Discusses key economic indicators and trade statistics, which countries are dominant in the market, and other issues that affect trade.
Albania is an upper middle-income country with a gross domestic product (GDP) per capita of USD 5,286 (2020 IMF estimate) and a population of approximately 2.9 million people. The IMF estimates that Albania’s economy contracted by 3.5% in 2020, due to the combined effect of the COVID-19 pandemic and the November 2019 earthquake. The contraction is smaller than initial forecasts due positive net growth in construction, real estate, and agriculture sectors fueled by government spending and private investments in real estate. In 2020, the IMF disbursed USD190 million under the Rapid Financing Instrument, the World Bank approved USD 80 million under its Fiscal Sustainability and Growth Development Policy Financing (DPF) program, and the EU approved around USD 205 million for Albania under its 3-Billion-Euro Macro-Financial Assistance (MFA) package for ten enlargement and neighborhood partners.
The IMF projects the economy will grow by 5 percent in 2021. The rebound is expected to be fueled mostly by increased consumption, better performance of tourism sector, continued post-earthquake reconstruction program financed by the government, and close to USD 330 million in grants raised from the post-earthquake International Donors Conference in February 2020.
However, uncertainties related to the pandemic, elevated fiscal deficits and public debt, and a relatively high level of non-performing loans (NPLs) present challenges for the projected recovery. In 2020, the fiscal deficit expanded from 1.9% to 6.7% year-on-year and public debt increased from 66.6% to almost 80% of GDP.

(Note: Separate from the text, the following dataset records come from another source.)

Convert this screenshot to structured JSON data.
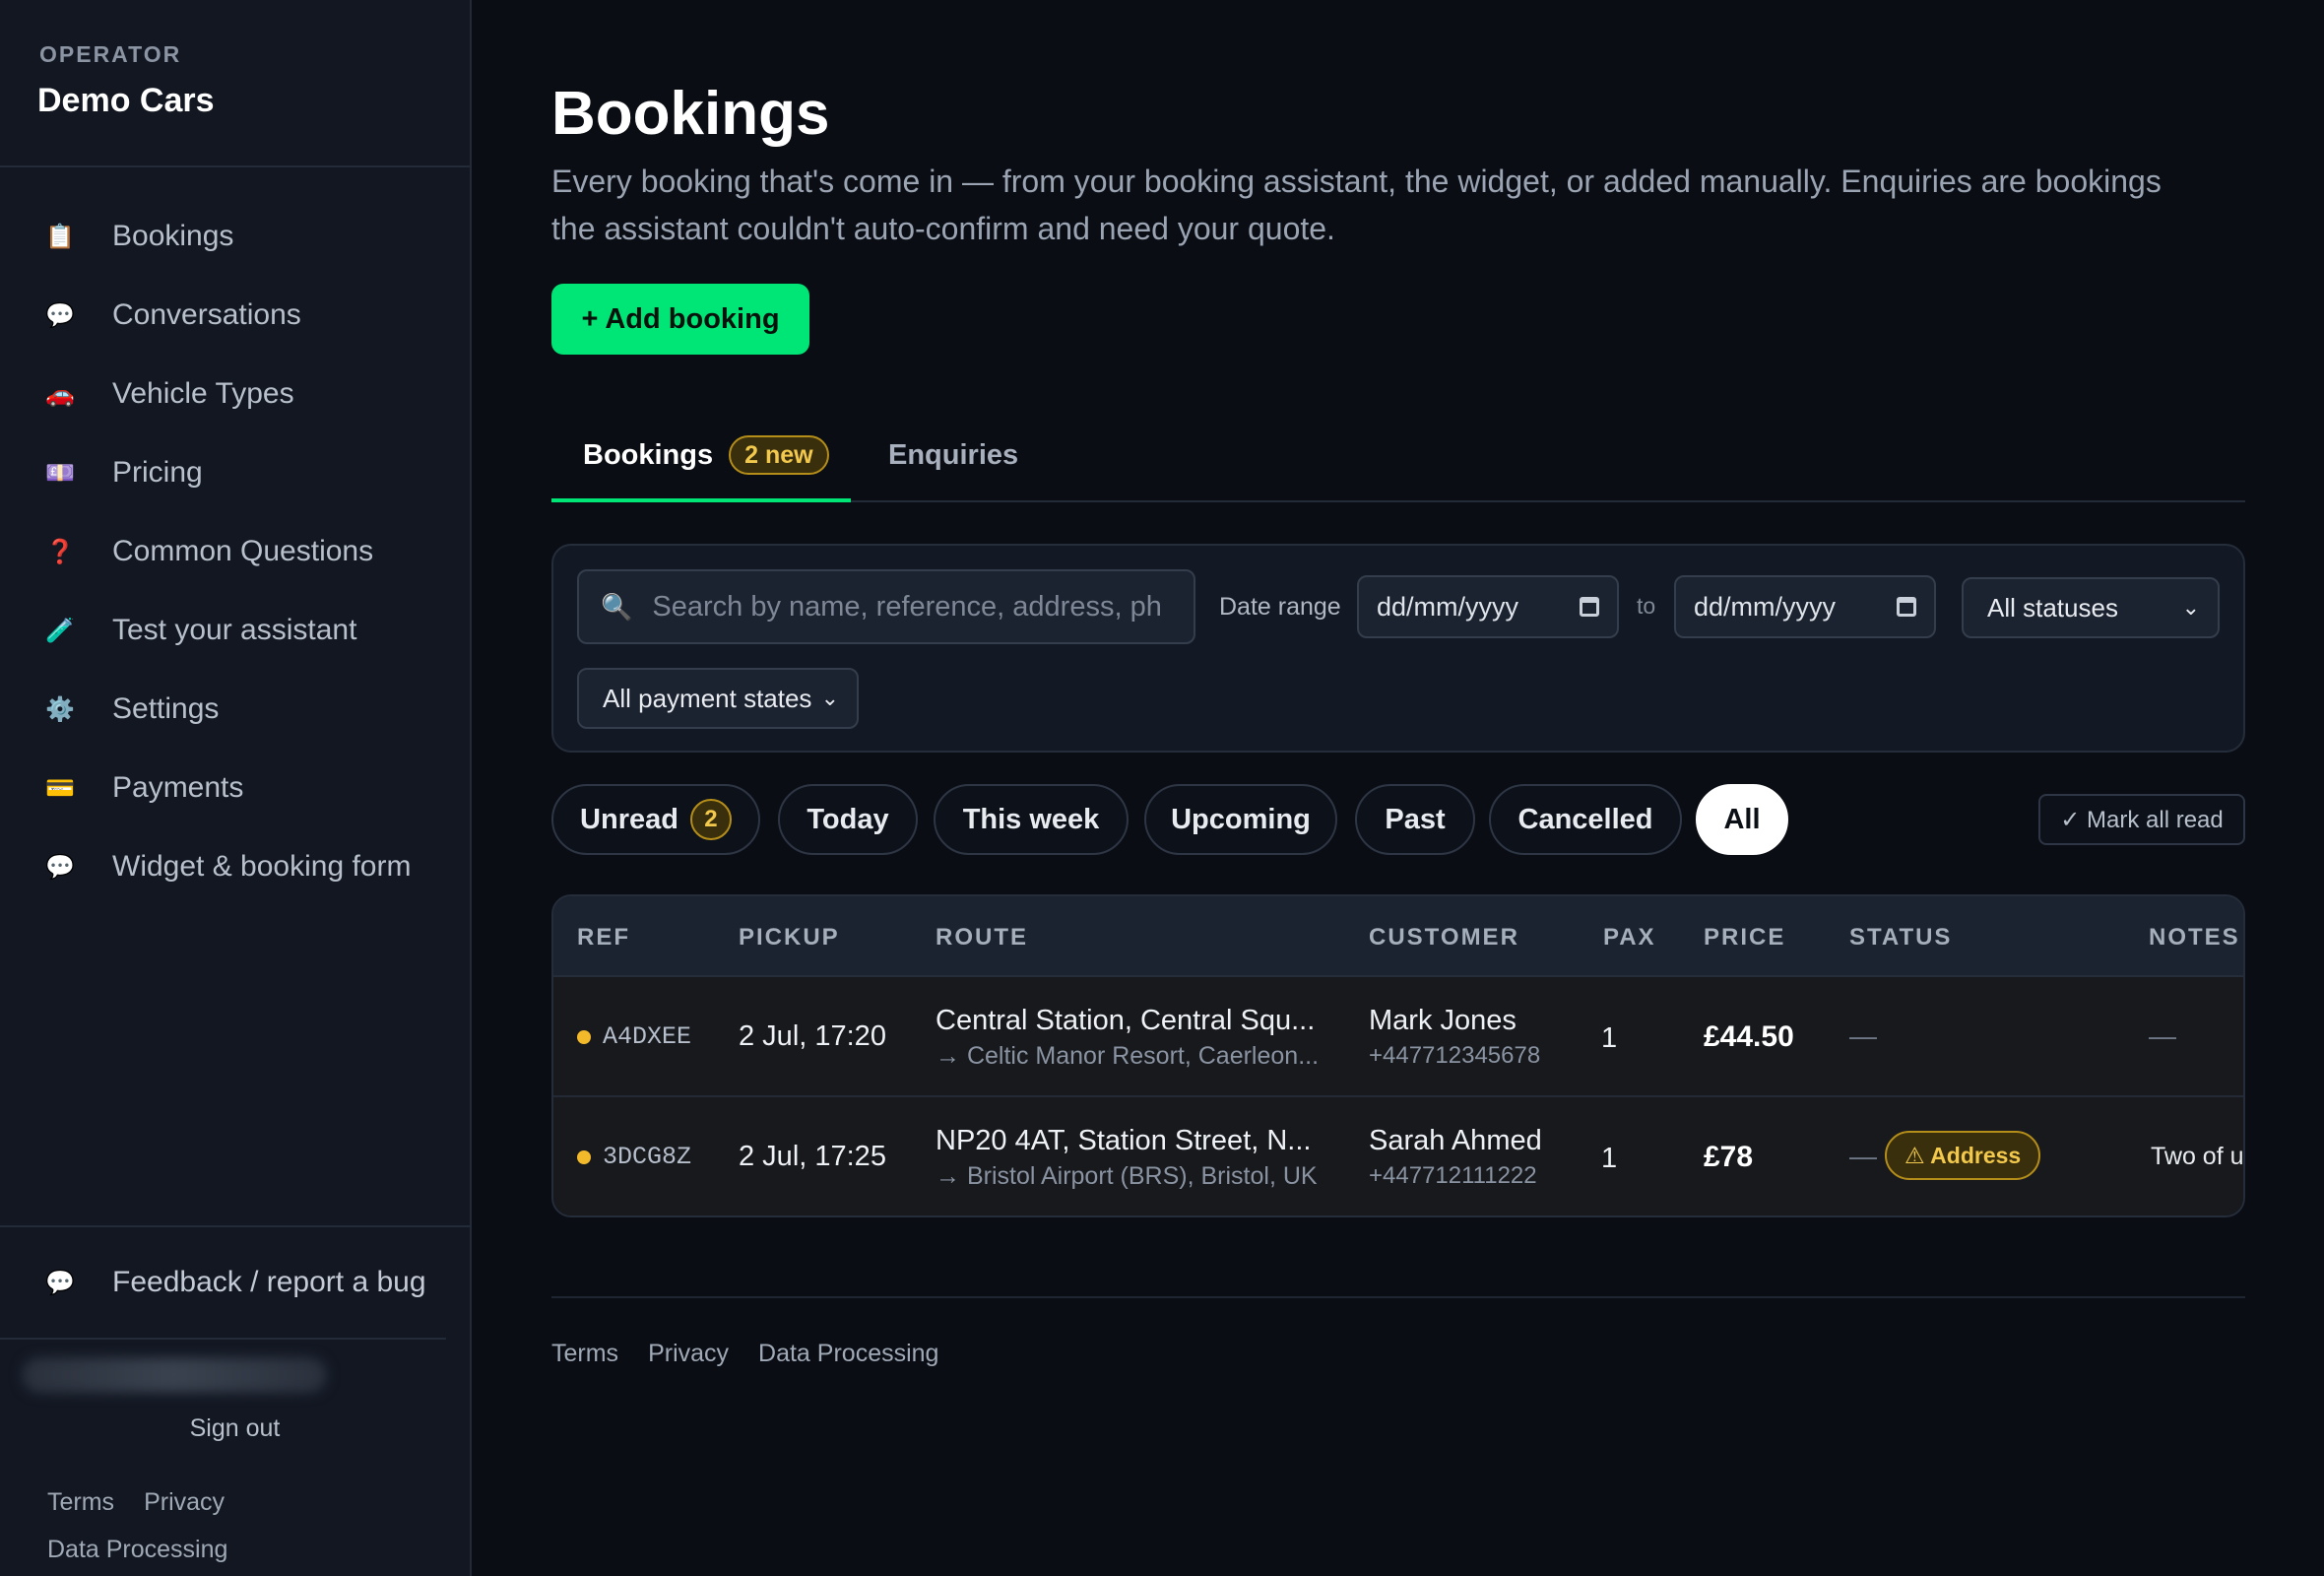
{
  "sidebar": {
    "operator_label": "OPERATOR",
    "company": "Demo Cars",
    "items": [
      {
        "label": "Bookings",
        "icon": "📋"
      },
      {
        "label": "Conversations",
        "icon": "💬"
      },
      {
        "label": "Vehicle Types",
        "icon": "🚗"
      },
      {
        "label": "Pricing",
        "icon": "💷"
      },
      {
        "label": "Common Questions",
        "icon": "❓"
      },
      {
        "label": "Test your assistant",
        "icon": "🧪"
      },
      {
        "label": "Settings",
        "icon": "⚙️"
      },
      {
        "label": "Payments",
        "icon": "💳"
      },
      {
        "label": "Widget & booking form",
        "icon": "💬"
      }
    ],
    "feedback": {
      "label": "Feedback / report a bug",
      "icon": "💬"
    },
    "sign_out": "Sign out",
    "legal": {
      "terms": "Terms",
      "privacy": "Privacy",
      "data_processing": "Data Processing"
    }
  },
  "main": {
    "title": "Bookings",
    "description": "Every booking that's come in — from your booking assistant, the widget, or added manually. Enquiries are bookings the assistant couldn't auto-confirm and need your quote.",
    "add_button": "+ Add booking",
    "tabs": [
      {
        "label": "Bookings",
        "badge": "2 new"
      },
      {
        "label": "Enquiries"
      }
    ],
    "filters": {
      "search_placeholder": "Search by name, reference, address, ph",
      "search_value": "",
      "date_range_label": "Date range",
      "date_from": "dd/mm/yyyy",
      "to_label": "to",
      "date_to": "dd/mm/yyyy",
      "status": "All statuses",
      "payment": "All payment states"
    },
    "chips": [
      {
        "label": "Unread",
        "count": "2"
      },
      {
        "label": "Today"
      },
      {
        "label": "This week"
      },
      {
        "label": "Upcoming"
      },
      {
        "label": "Past"
      },
      {
        "label": "Cancelled"
      },
      {
        "label": "All",
        "active": true
      }
    ],
    "mark_all_read": "✓ Mark all read",
    "table": {
      "columns": [
        "REF",
        "PICKUP",
        "ROUTE",
        "CUSTOMER",
        "PAX",
        "PRICE",
        "STATUS",
        "NOTES"
      ],
      "rows": [
        {
          "ref": "A4DXEE",
          "pickup": "2 Jul, 17:20",
          "route_from": "Central Station, Central Squ...",
          "route_to": "→ Celtic Manor Resort, Caerleon...",
          "customer": "Mark Jones",
          "phone": "+447712345678",
          "pax": "1",
          "price": "£44.50",
          "status": "—",
          "notes": "—"
        },
        {
          "ref": "3DCG8Z",
          "pickup": "2 Jul, 17:25",
          "route_from": "NP20 4AT, Station Street, N...",
          "route_to": "→ Bristol Airport (BRS), Bristol, UK",
          "customer": "Sarah Ahmed",
          "phone": "+447712111222",
          "pax": "1",
          "price": "£78",
          "status": "—",
          "status_badge": "⚠ Address",
          "notes": "Two of u"
        }
      ]
    },
    "footer": {
      "terms": "Terms",
      "privacy": "Privacy",
      "data_processing": "Data Processing"
    }
  },
  "colors": {
    "accent": "#00e676",
    "background": "#0a0d13",
    "sidebar": "#121722",
    "warning": "#f2c94c"
  }
}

Albania received EU candidate status in June 2014, and in March 2020, the European Council endorsed the recommendation of the European Commission to open accession talks with Albania. Albania awaits its first Intergovernmental Conference, which would mark the start of accession negotiations. The country joined the World Trade Organization (WTO) in 2000 and the North Atlantic Treaty Organization (NATO) in 2009.
Albania enjoys important trade benefits with EU members since it signed and ratified the Stabilization and Association Agreement (SAA) in 2006. Albania has a free trade agreement (FTA) with Turkey and is a signatory to the Central European Free Trade Agreement (CEFTA), which includes North Macedonia, Montenegro, Kosovo, Moldova, Bosnia and Herzegovina, and Serbia. In June 2009, Albania also signed an FTA with the European Free Trade Association (EFTA), which includes Iceland, Liechtenstein, Norway, and Switzerland.
Exports of merchandise totaled USD 2.5 billion in 2020, 1.19% of which were destined for the United States. Albania imported USD 5.6 billion of goods in 2020, 1.56% of which originated in the United States. Primary exports from the United States to Albania include vehicles and spare parts, meat, and telecommunications equipment. Primary exports from Albania to the United States include ferro-alloys, medicinal and aromatic herbs, and footwear. Two-way trade in goods between Albania and the United States totaled USD 117 million in 2019. The EU remains Albania’s primary trading partner. In 2020, the EU provided 58% of Albania’s imports and received 74.7% of its exports. Albania’s primary trading partners in ranking order are Italy, Greece, China, Germany, and Turkey.
Albania offers good prospects for exports across all sectors, particularly in energy, oil and gas, tourism, healthcare, food, infrastructure, construction, and information and communication technology (ICT.)